Showing posts with label Japanese Nightlife. Show all posts
Showing posts with label Japanese Nightlife. Show all posts

Wednesday, July 28, 2010

New Town, New Friends, and Lost...


My first night in Kyoto I got in around 5:00. I was hanging out in the lobby area and met a couple guys. There names were Rowan and Alex. Rowan was from the UK but is currently living in Melbourne, Australia. Alex is from Quebec, Canada. We decided we would all get dinner together in Kyotos downtown area.

We spent a good hour just walking around and trying to find somewhere to eat. The problem was that it was difficult to find a place that was cheap, offered a lot of food and had english menus with pictures. Eventually we found a place that we thought met all 3 criteria. They had an English menu, the prices were reasonable and we just crossed our fingers and hoped the meals were of good size. The thing about Japan is that sometimes the portions are incredibly small. I would say that in some cases (okay, many cases) the appetizers in the United States are bigger than the full meals in Japan. I have noticed this in particular at more expensive places.

When we got our food we realized why it was so cheap. The food tasted great. But the portions were tiny. I didn't really feel any different after the meal than I did before. So we headed to the local convenient store to get a more substantial dinner.
This is Rowan after he got some food from the convenient store


After that we headed to a bar to grab a drink. I met an Australian named Chris. Chris was 35 years old and this was his first time travelling by himself. He had just finished a mountain bike excursion across Mongolia. On a whim he decided to come to Japan for about a week. I enjoyed talking with him and hearing his story. He had a 10 year old daughter that he said he was beginning to really miss. Him and the mother had separated. He didn't go into detail but I appreciated his honesty and sincerity. We had a good old fashioned man bond.

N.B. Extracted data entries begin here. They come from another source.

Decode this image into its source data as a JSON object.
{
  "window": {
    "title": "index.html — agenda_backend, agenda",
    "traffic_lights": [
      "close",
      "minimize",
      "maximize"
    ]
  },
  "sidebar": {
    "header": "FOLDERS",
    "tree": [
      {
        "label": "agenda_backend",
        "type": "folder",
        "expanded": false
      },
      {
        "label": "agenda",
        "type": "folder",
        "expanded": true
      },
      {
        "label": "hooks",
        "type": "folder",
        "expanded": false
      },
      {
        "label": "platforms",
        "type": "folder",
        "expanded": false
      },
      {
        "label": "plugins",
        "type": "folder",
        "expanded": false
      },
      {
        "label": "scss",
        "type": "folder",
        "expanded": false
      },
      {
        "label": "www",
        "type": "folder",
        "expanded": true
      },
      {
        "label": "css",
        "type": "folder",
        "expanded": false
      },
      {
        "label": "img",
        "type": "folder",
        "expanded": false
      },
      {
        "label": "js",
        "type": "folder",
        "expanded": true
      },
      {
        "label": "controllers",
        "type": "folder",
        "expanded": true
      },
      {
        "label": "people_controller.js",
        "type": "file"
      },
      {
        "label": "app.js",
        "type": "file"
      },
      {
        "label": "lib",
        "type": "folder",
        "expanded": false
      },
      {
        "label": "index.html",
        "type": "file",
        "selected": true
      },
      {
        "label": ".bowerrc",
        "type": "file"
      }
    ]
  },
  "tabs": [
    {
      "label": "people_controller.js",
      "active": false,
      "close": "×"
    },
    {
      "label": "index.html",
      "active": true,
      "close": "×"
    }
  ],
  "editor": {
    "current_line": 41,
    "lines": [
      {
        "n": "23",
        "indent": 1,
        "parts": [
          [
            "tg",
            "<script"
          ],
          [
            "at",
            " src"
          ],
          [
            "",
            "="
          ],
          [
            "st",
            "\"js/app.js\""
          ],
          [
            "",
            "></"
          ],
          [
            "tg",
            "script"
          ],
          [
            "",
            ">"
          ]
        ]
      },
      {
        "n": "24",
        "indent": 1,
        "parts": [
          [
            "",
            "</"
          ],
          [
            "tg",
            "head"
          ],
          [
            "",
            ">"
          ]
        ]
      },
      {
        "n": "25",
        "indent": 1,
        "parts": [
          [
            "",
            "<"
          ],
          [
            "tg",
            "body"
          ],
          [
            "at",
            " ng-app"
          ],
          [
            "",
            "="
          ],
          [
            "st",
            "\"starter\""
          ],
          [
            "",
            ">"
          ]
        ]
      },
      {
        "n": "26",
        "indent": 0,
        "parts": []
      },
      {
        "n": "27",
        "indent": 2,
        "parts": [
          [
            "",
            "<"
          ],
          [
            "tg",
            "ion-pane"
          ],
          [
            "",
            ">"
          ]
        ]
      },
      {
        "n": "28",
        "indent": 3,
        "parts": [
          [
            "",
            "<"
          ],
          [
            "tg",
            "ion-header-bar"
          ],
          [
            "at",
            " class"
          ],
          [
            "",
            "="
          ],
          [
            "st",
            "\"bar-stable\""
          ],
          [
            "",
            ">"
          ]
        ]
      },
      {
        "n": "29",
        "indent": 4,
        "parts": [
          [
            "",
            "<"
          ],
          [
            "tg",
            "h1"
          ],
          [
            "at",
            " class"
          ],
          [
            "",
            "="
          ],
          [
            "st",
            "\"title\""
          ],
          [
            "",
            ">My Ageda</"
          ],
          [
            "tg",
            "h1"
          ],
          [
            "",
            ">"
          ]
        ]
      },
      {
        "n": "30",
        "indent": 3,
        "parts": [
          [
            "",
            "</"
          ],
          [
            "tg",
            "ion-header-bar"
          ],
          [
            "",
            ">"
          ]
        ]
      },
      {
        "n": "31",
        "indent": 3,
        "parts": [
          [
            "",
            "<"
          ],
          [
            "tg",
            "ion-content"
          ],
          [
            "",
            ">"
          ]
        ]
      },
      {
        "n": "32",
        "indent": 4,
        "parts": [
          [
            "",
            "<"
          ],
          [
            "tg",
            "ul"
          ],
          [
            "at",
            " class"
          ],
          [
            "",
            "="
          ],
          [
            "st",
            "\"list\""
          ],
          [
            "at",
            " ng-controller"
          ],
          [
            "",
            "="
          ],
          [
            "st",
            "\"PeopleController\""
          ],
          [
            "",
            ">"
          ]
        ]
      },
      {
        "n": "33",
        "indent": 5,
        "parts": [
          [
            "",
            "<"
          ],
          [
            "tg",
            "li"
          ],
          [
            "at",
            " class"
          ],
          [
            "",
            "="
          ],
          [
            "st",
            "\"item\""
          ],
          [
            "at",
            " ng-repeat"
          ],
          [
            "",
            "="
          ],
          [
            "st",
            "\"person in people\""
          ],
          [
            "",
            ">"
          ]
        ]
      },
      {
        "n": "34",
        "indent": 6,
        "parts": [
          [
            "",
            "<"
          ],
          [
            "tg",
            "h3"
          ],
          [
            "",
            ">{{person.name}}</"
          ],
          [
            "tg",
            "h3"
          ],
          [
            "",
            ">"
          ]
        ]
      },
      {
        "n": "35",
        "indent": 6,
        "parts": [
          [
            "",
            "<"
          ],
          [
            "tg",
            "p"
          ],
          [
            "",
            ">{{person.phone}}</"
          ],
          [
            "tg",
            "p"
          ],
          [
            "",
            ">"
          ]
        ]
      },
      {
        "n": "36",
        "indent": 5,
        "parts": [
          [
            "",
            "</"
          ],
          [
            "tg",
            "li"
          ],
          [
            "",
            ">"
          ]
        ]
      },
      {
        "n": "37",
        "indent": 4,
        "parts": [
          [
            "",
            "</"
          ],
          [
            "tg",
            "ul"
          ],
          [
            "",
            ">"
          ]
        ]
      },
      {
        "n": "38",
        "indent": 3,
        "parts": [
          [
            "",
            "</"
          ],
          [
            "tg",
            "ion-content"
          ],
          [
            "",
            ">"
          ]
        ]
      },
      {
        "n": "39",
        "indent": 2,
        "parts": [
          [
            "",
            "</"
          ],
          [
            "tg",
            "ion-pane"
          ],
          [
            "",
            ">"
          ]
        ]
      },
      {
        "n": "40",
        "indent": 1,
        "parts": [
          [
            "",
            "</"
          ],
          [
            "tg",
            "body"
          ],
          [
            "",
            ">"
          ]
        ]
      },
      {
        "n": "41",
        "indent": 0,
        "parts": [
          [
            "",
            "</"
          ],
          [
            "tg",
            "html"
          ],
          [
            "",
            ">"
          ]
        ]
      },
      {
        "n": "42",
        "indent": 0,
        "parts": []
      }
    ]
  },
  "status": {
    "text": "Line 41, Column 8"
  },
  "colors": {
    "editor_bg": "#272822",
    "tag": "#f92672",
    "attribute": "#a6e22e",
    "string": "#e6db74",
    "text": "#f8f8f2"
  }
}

From left to right (Chris, Me, Rowan, and Alex)

On the way back Rowan thought it would be a good idea to follow the river for a while. I thought this was a good idea too until we got lost. We were walking on the street to head back to our hostel and all of a sudden all of us realized that something just seemed wrong. It was taking way too long. During this time Rowan had been doing most of the navigating. Alex and I had pretty much remained quiet. I had given one piece of advice that turned out wrong. Eventually Alex spoke up. Since he he had remained silent thus far (meaning he hadn't been incorrect yet) I decided to jump on his ship and let him be captain. Eventually we found our way back.

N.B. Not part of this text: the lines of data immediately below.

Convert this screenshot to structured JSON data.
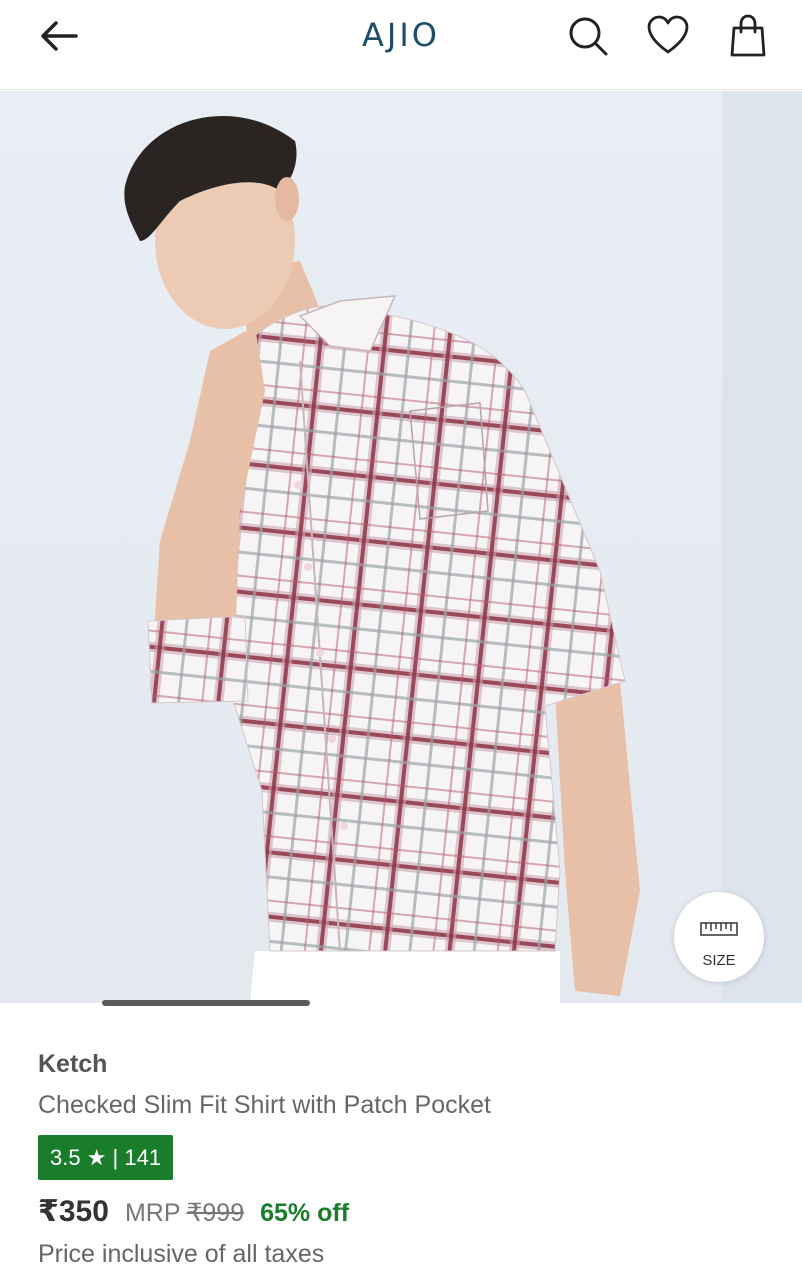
{
  "header": {
    "logo": "AJIO",
    "icons": {
      "back": "arrow-left-icon",
      "search": "search-icon",
      "wishlist": "heart-icon",
      "bag": "shopping-bag-icon"
    }
  },
  "gallery": {
    "image": "man wearing checked slim fit shirt",
    "size_label": "SIZE",
    "size_icon": "ruler-icon"
  },
  "product": {
    "brand": "Ketch",
    "title": "Checked Slim Fit Shirt with Patch Pocket",
    "rating": "3.5 ★ | 141",
    "price": "₹350",
    "mrp_label": "MRP",
    "mrp_value": "₹999",
    "discount": "65% off",
    "tax_note": "Price inclusive of all taxes"
  },
  "colors": {
    "brand_blue": "#1e4d6b",
    "rating_green": "#1a7d2b",
    "discount_green": "#1a7d2b"
  }
}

What did I learn? First off always bring a map of my own. Second, never leave navigation up to the guy that got you lost in the first place. Third, always ask the really quiet guy his opinion. Fourth, I like the slang in Australian English.

Sunday, July 18, 2010

Japanese Dance Club

On Friday we went out for “Taw’s last night out in Japan”. To celebrate we went to a club. There were some major differences between this club and club’s in America. One of the key components Japanese culture is that the sexes are pretty segregated. If you walk into a Japanese classroom (any grade level) the students naturally sit with members of their own sex. If you look at a Japanese playground (any grade level) students generally sit and are grouped by their own sex. It was no different in this club. The males dance with the males. The females dance with the females. There was only one male I saw dancing with a female. This was Tim (a fellow teacher at Taw’s school from Los Angeles) and his girlfriend, Yukari. Just so you understand this is now how all clubs work in Japan. There are clubs that are more sexual. But this type of club where heterosexual men dance with one another and heterosexual women dance with one another are not uncommon.

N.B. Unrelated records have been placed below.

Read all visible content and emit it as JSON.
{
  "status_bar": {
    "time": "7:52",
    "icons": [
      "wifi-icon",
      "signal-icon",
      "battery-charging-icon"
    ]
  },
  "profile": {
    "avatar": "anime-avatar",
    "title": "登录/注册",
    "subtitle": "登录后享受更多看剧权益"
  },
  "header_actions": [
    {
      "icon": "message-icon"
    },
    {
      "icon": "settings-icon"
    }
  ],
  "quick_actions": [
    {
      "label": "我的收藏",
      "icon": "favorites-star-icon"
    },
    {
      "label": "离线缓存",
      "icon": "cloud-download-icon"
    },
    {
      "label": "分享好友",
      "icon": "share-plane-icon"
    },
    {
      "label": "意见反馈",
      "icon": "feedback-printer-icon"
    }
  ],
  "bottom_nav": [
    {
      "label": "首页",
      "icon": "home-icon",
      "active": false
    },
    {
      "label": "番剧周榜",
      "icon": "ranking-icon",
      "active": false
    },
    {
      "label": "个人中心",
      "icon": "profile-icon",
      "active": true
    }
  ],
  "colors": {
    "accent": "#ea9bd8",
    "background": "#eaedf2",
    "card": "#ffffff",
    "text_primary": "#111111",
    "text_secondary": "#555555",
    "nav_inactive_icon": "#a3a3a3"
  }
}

Initially I was thrown off by this. I didn’t know what to do. I wanted to dance but not with a bunch of other dudes. But soon a realization crossed my mind “when in rome…”. I then went to dancing. At one point one of the other males turned my way and started doing the dance where they wave their two fingers (in a peace format) across their eyes. He then pointed at me. I wasn’t exactly sure what to do as he was a little bit close for complete comfort. He clearly wasn’t coming on to me. He was simply having a good time. But I didn’t know what to do. Do I get closer? Do I step back? Do I develop my own move? Do I mimic his move? I opted to mimic his move. This apparently was a good decision as he continued to come back my way for some dance action at various times over the next hour.

Another humorous thing happened while in this situation. There were 5 of us at the club: Myself, Taw, Kana, Tim, and Yukari. Tim and Yukari were dancing together. At some point in the night I wanted to dance with a female. It was clear that kana enjoyed dancing as she was dancing. I wanted to dance with her yet I didn’t know if it was okay. She is Japanese. I didn’t know if it would be offensive to her. I sat there dancing (slightly off rhythm) with this game of tug ‘o’ war happening in my head. Do I ask her? Do I just dance with her? Is that offensive? What if she doesn’t feel comfortable saying no? Am I hungry? Do I feel like dancing? In the end, I opted not to dance with her because I didn’t want to offend her. The next day the whole situation made me smile because of the cultural struggle I went through.